I have a question about the performance counters on an ARM1176JZF-S. Does the event 0xB count L1 or L2 data cache misses?
  • Note: This was originally posted on 19th August 2013 at http://forums.arm.com


    You running bare-metal?  As you can't typically access the PMU directly from user space under Linux.

    It is possible to access the PMU directly from user space if a specific bit in the "Secure User and Non-secure Access Validation Control Register" is set in kernel mode (see http://sandsoftwares...ent-and-tuning/).


    You should probably make "c" and/or a volatile, even at a low optimization level the compiler might eliminate your code otherwise.

    I just tried that, but it didn't make a difference. Also, the last statement "printf("%d\n",c);" should prevent a and c from being eliminated.
  • Note: This was originally posted on 21st August 2013 at http://forums.arm.com


    If you are running Linux or some other "big OS" then it is likely that your application is getting interrupted while it is running (timer threads, interrupts, background processes, etc). The counters are global to the core so you may well find random "other stuff" runs between your counter reset and the counter sampling if you were pre-empted between the two.

    /proc/sys/kernel/sched_min_granularity_ns is set to 750,000 ns. Assuming that a cache miss takes no more than, say, 500 ns, and there are about 1024 memory accesses, then most iterations of the loop shouldn't get interrupted.


    Secondly, it is always worth double checking the disassembly to check the instruction ordering is looking sensible too. The "volatile" part in "asm volatile" ensures the compiler doesn't optimize it out, but doesn't provide any kind of compiler barrier / memory barrier semantics so the compiler might reorder instructions. With -O0 it is unlikely, but always worth checking. Sticking "memory" in the register clobber list should stop that happening.

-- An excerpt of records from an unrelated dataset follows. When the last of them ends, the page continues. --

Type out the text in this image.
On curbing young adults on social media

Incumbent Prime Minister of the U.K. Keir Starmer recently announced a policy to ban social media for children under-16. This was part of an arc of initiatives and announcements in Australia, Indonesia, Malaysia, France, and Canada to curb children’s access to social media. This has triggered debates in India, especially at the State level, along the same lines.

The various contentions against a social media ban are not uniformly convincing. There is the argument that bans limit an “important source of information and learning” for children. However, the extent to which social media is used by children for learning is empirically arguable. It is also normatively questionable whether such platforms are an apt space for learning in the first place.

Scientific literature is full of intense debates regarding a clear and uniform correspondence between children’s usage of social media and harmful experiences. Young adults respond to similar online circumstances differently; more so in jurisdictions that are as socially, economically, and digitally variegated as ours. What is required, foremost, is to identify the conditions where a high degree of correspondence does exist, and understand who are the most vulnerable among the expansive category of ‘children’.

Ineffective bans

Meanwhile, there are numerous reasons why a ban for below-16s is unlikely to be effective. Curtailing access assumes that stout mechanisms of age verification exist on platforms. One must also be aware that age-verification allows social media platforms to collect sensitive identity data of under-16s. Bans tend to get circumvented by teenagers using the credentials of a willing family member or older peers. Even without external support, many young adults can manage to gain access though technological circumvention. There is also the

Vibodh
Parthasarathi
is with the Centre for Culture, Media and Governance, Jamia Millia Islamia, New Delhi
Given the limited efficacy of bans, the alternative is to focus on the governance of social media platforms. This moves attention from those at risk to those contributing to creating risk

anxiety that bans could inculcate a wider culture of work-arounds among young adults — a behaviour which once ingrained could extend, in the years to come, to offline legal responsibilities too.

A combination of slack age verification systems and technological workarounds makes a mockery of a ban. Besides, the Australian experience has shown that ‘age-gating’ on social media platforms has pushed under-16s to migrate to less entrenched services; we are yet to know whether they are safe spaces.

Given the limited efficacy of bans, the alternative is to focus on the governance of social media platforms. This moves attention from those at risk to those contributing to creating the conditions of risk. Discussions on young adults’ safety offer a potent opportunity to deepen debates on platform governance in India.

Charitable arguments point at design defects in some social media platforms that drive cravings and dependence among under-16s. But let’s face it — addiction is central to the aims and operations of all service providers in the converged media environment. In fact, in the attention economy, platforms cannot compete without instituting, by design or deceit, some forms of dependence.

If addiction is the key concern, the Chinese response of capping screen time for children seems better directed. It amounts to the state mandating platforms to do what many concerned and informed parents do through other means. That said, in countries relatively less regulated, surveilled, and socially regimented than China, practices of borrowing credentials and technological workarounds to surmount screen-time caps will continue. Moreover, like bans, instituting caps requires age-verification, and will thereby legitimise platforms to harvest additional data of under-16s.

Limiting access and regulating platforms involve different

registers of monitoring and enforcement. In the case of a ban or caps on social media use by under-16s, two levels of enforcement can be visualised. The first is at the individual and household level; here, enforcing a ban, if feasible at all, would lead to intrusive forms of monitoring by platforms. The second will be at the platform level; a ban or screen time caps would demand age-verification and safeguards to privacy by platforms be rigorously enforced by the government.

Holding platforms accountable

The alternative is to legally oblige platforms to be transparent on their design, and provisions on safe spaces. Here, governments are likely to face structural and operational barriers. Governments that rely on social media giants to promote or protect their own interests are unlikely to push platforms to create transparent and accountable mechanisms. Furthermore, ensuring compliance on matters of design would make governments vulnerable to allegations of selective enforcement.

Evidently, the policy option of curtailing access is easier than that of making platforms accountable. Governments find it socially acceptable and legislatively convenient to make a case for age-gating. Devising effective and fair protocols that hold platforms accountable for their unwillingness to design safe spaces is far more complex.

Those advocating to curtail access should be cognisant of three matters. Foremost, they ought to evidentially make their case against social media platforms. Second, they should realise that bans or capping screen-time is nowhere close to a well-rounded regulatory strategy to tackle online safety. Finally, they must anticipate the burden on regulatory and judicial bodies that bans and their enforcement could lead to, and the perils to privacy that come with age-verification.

    I haven taken a look at the disassembly, and I couldn't find any unexpected reorderings.
  • Note: This was originally posted on 20th August 2013 at http://forums.arm.com

    If you are running Linux or some other "big OS" then it is likely that your application is getting interrupted while it is running (timer threads, interrupts, background processes, etc). The counters are global to the core so you may well find random "other stuff" runs between your counter reset and the counter sampling if you were pre-empted between the two.

    Some of the newer kernels include support for hardware counters in the perf infrastructure, and that can include support for context switching the counters when processes change.

    Secondly, it is always worth double checking the disassembly to check the instruction ordering is looking sensible too. The "volatile" part in "asm volatile" ensures the compiler doesn't optimize it out, but doesn't provide any kind of compiler barrier / memory barrier semantics so the compiler might reorder instructions. With -O0 it is unlikely, but always worth checking. Sticking "memory" in the register clobber list should stop that happening.
  • Note: This was originally posted on 15th August 2013 at http://forums.arm.com

    The ARM1176JZ(F)-S doesn't have a built-in L2 cache.  So any cache related stats from the processor's PMU will be about the L1 caches.

    It's quite possible there's a non-integrated L2 cache (I'm guessing your using a Raspberry Pi, but I'm afraid I don't know whether the chip on that board does/doesn't have one).  If it is present, it might have it's performance counters.
  • Note: This was originally posted on 19th August 2013 at http://forums.arm.com

    Couple of thoughts...

    You running bare-metal?  As you can't typically access the PMU directly from user space under Linux.

    You should probably make "c" and/or a volatile, even at a low optimization level the compiler might eliminate your code otherwise.

    I'd suggest taking a look at the assembler code the compiler has generated, to make sure it's what you expected.